O QUE A BÍBLIA NOS ENSINA

História de José

Medite o leitor no seguinte versículo do último livro de Moisés:

"Quando o Altíssimo distribuía as heranças às nações, quando dividia os filhos de Adão uns dos outros, pôs os termos (estabeleceu os limites) dos povos conforme ao número dos filhos de Israel"1.

Quer dizer, ao povo que continha maior número de israelitas (de indivíduos susceptíveis de domínio próprio, distribuiu Deus um território maior. Se esta passagem não for assim interpretada ficará completamente obscura.

Vejamos, agora, como é constituído o povo de Israel e em que consiste a sua analogia com um indivíduo, sob a influência da evolução.

Jacob gerou doze filhos, e cada um dos quais deu origem a uma tribo. Não se contam os descendentes de José como uma tribo, mas os dois filhos - Efraim e Manassés, como duas meias tribos. Ora, a astrologia, que antecede em muito o tempo de Moisés, dividia o corpo humano em doze partes, correspondentes aos signos zodiacais. A quem conhece este facto, não lhe custa admitir que aquele autor bíblico, teve em vista fazer corresponder cada uma das tribos de Israel a uma parte do corpo humano. Para os astrólogos, cada uma destas partes representa um grupo de forças do corpo de desejos, possuindo a sua respectiva função.

Ora, nas obras de Max Heindel encontramos explicações sobre a constituição do corpo de desejos (o corpo astral de outros autores), que no início da Época Lemuriana sofreu uma divisão em duas partes - uma superior e outra inferior.

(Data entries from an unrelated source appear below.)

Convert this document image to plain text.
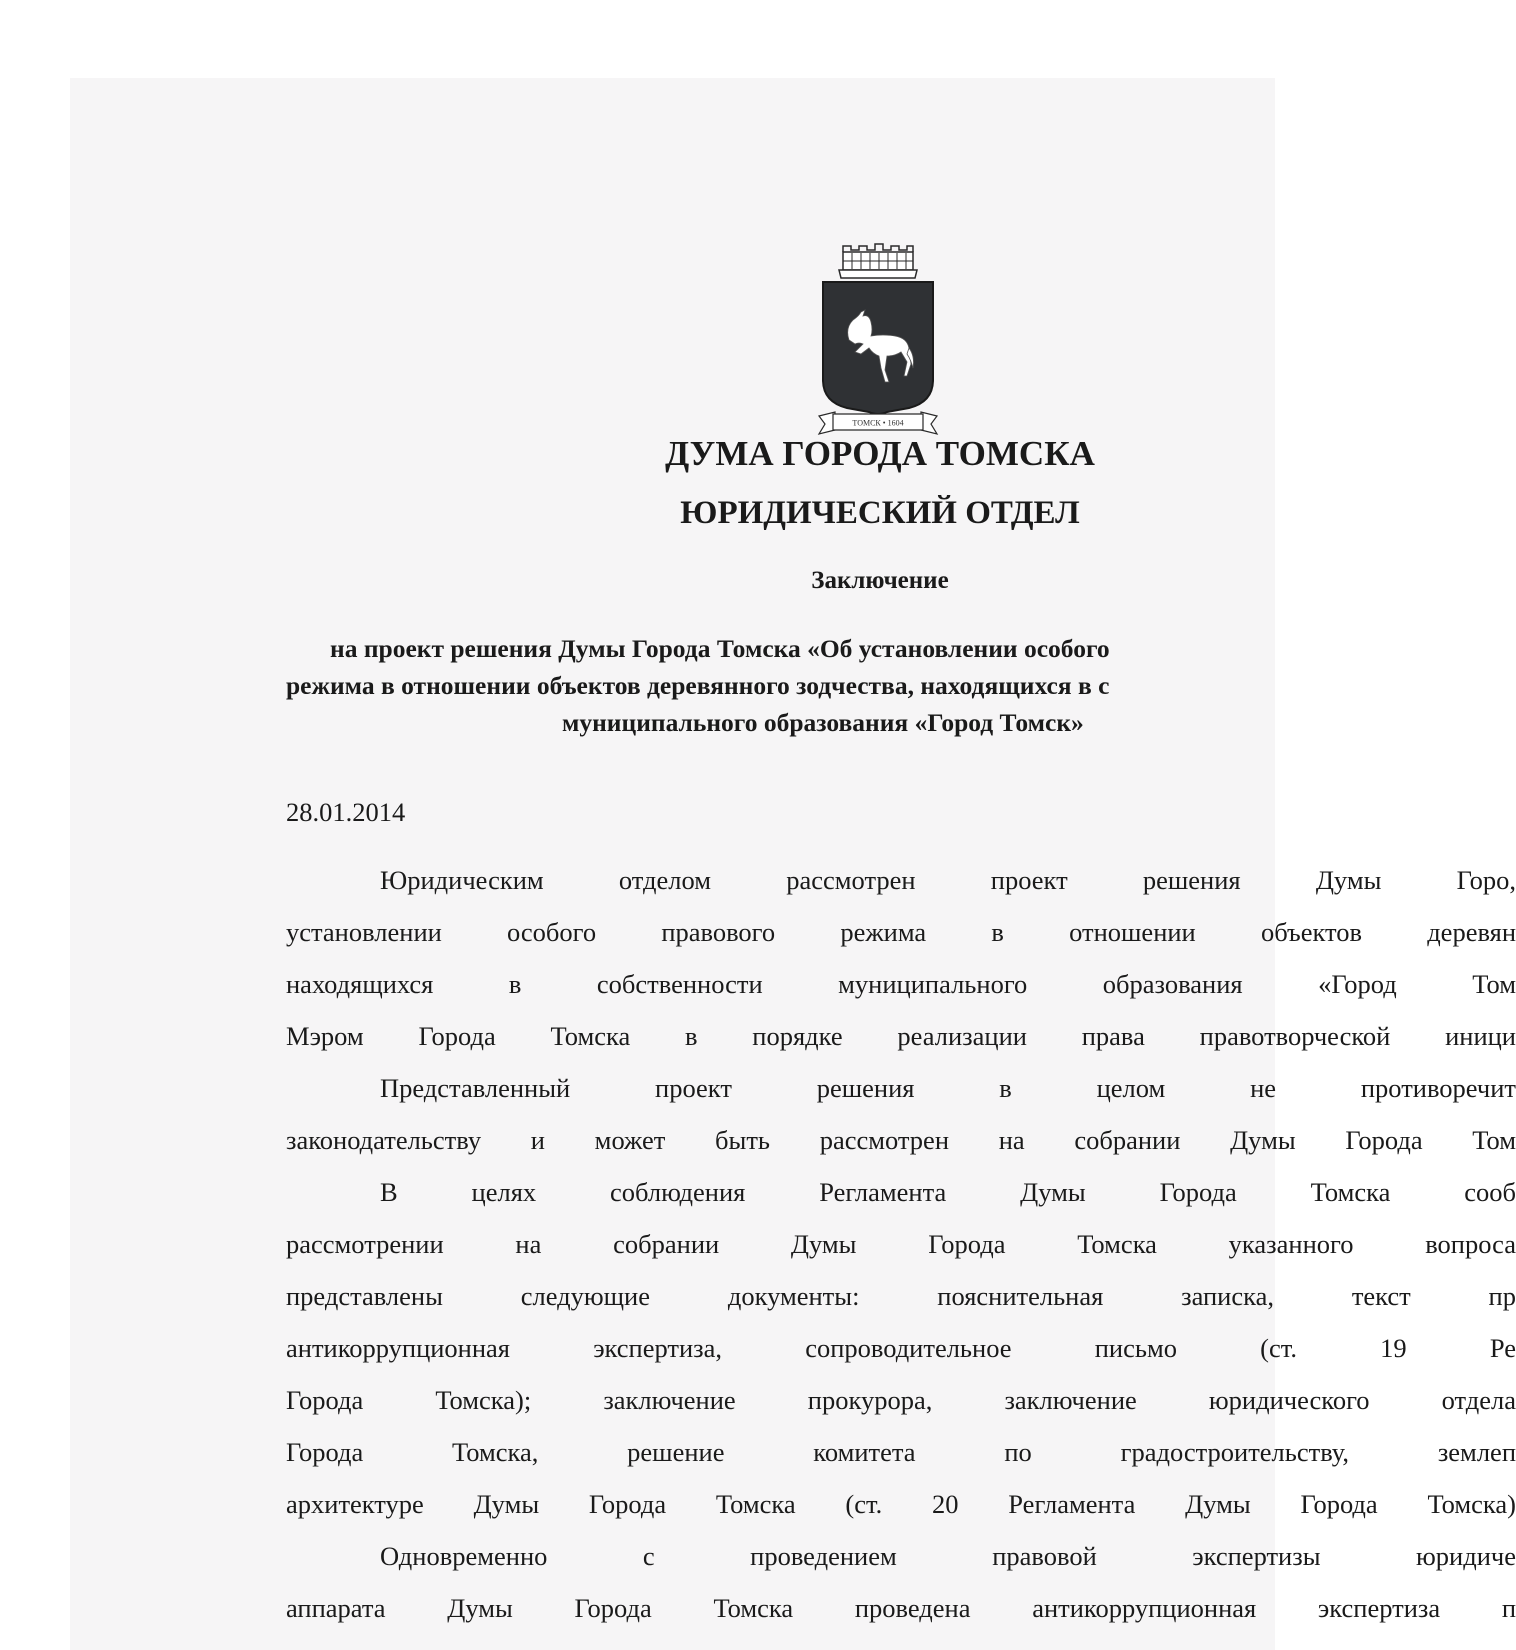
ТОМСК • 1604
ДУМА ГОРОДА ТОМСКА
ЮРИДИЧЕСКИЙ ОТДЕЛ
Заключение
на проект решения Думы Города Томска «Об установлении особого
режима в отношении объектов деревянного зодчества, находящихся в с
муниципального образования «Город Томск»
28.01.2014
Юридическим отделом рассмотрен проект решения Думы Горо,
установлении особого правового режима в отношении объектов деревян
находящихся в собственности муниципального образования «Город Том
Мэром Города Томска в порядке реализации права правотворческой иници
Представленный проект решения в целом не противоречит
законодательству и может быть рассмотрен на собрании Думы Города Том
В целях соблюдения Регламента Думы Города Томска сооб
рассмотрении на собрании Думы Города Томска указанного вопроса
представлены следующие документы: пояснительная записка, текст пр
антикоррупционная экспертиза, сопроводительное письмо (ст. 19 Ре
Города Томска); заключение прокурора, заключение юридического отдела
Города Томска, решение комитета по градостроительству, землеп
архитектуре Думы Города Томска (ст. 20 Регламента Думы Города Томска)
Одновременно с проведением правовой экспертизы юридиче
аппарата Думы Города Томска проведена антикоррупционная экспертиза п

A primeira adquiriu um certo domínio sobre a segunda e converteu-se numa espécie de alma animal, construindo o sistema nervoso cérebro-espinhal e os músculos voluntários. O mental agregou-se então a essa alma animal e ficou constituindo o eu inferior, a personalidade humana.

Como procede essa parte superior para exercer o seu domínio sobre a inferior? Todos os ocultistas que procuram desenvolver o domínio próprio sabem como isso se faz. É praticando um acto, formando um pensamento ou sentimento e repetindo-o muitas vezes que a parte inferior se habitua e familiariza com ele. É necessário praticar muitas vezes um acto e insistir nele, para que se habitue o organismo a obedecer e a executá-lo na perfeição. É assim que conseguimos aprender a ler, a escrever, a tocar instrumentos de música, etc. É claro que, se se trata de um vício, de qualquer acto ou pensamento que nos prejudique a nós ou aos outros, o ocultista sabe como há-de resistir ao eu pessoal, para reprimir esse acto ou pensamento.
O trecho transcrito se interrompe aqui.